Now that we understand what mentoring is, just whose responsibility is it to mentor? Everyone! Mentors relate personal and professional experiences to protégés. Generally, mentors fill four roles: adviser, coach, facilitator and advocate. As an adviser, the mentor should encourage two-way communication and feedback, and assist their protégé with career and performance goals. As a coach, the mentor clarifies developmental needs, recommends training opportunities and teaches skills and behaviors. In facilitating, the mentor should assist the protégé in establishing a network of professional contacts and help them identify resources for problem solving and career progression. As an advocate, the mentor could represent the protégé’s concern to higher management levels concerning specific issues, arrange for the protégé to participate in high visibility projects and serve as a role model.
Mentors are not expected to have all the answers. Sometimes just listening attentively is all people need. But, mentoring can mean the difference between success and failure. It is a fundamental responsibility of all Air Force members. It helps protégés reach their full potential, thereby enhancing the overall professionalism of the Air Force. Additionally, when an interest is shown in others, the Air Force is able to retain its most valuable asset – people.

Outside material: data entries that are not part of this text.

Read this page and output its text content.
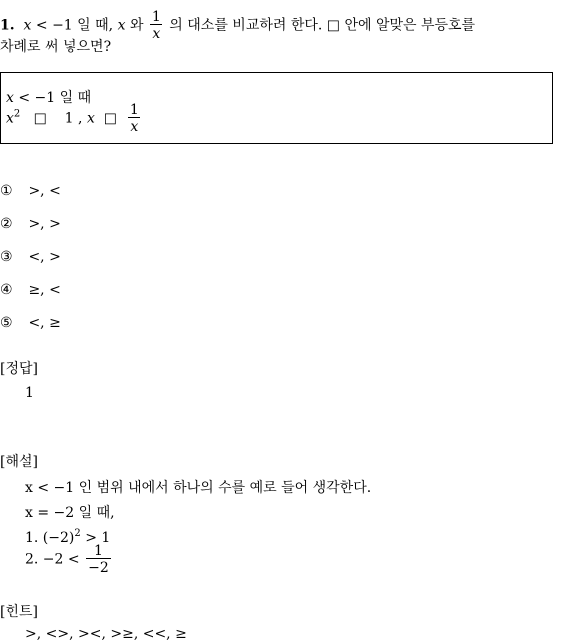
1. x < −1 일 때, x 와 $\frac{1}{x}$ 의 대소를 비교하려 한다. □ 안에 알맞은 부등호를
차례로 써 넣으면?
x < −1 일 때
$x^2$   □    1 , x  □ $\frac{1}{x}$
① >, <
② >, >
③ <, >
④ ≥, <
⑤ <, ≥
[정답]
1
[해설]
x < −1 인 범위 내에서 하나의 수를 예로 들어 생각한다.
x = −2 일 때,
1. $(-2)^2 > 1$
2. $-2 < \frac{1}{-2}$
[힌트]
>, <>, ><, >≥, <<, ≥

Perhaps the mentorship message is best relayed in the following poem written by one of my mentors, Col. Penny Bailey, 84th Combat Sustainment Wing , vice commander:
The Difference
By Col. Penny Bailey

There were two Airmen who didn’t know what to do
They came into the Air Force and were proud to wear the blue.
Quickly they realized they didn’t know it all
And soon they must learn or they would fall.
But who was to teach them how to go?
Where were they to go in order to grow?
Around them they looked and what did they see?
One found a mentor, the other one was left himself to be.
The one with the mentor seized the day
He learned quickly and found experience does pay
The protégé listened and the mentor taught him a lot
And through his successes he never forgot
The second who had to go it alone
Did his best but felt forlorn.
He did what he could and learned as he went
But in the end he was totally spent.
Now the protégé is a mentor, too
His successes and lessons are not few
He shares what he knows and learns from the young
And praises for his mentor are sung.
So now the Air Force has only one wearing the blue
But it should have been two
With experiences and happiness in their heart
Because someone cared about them from the start.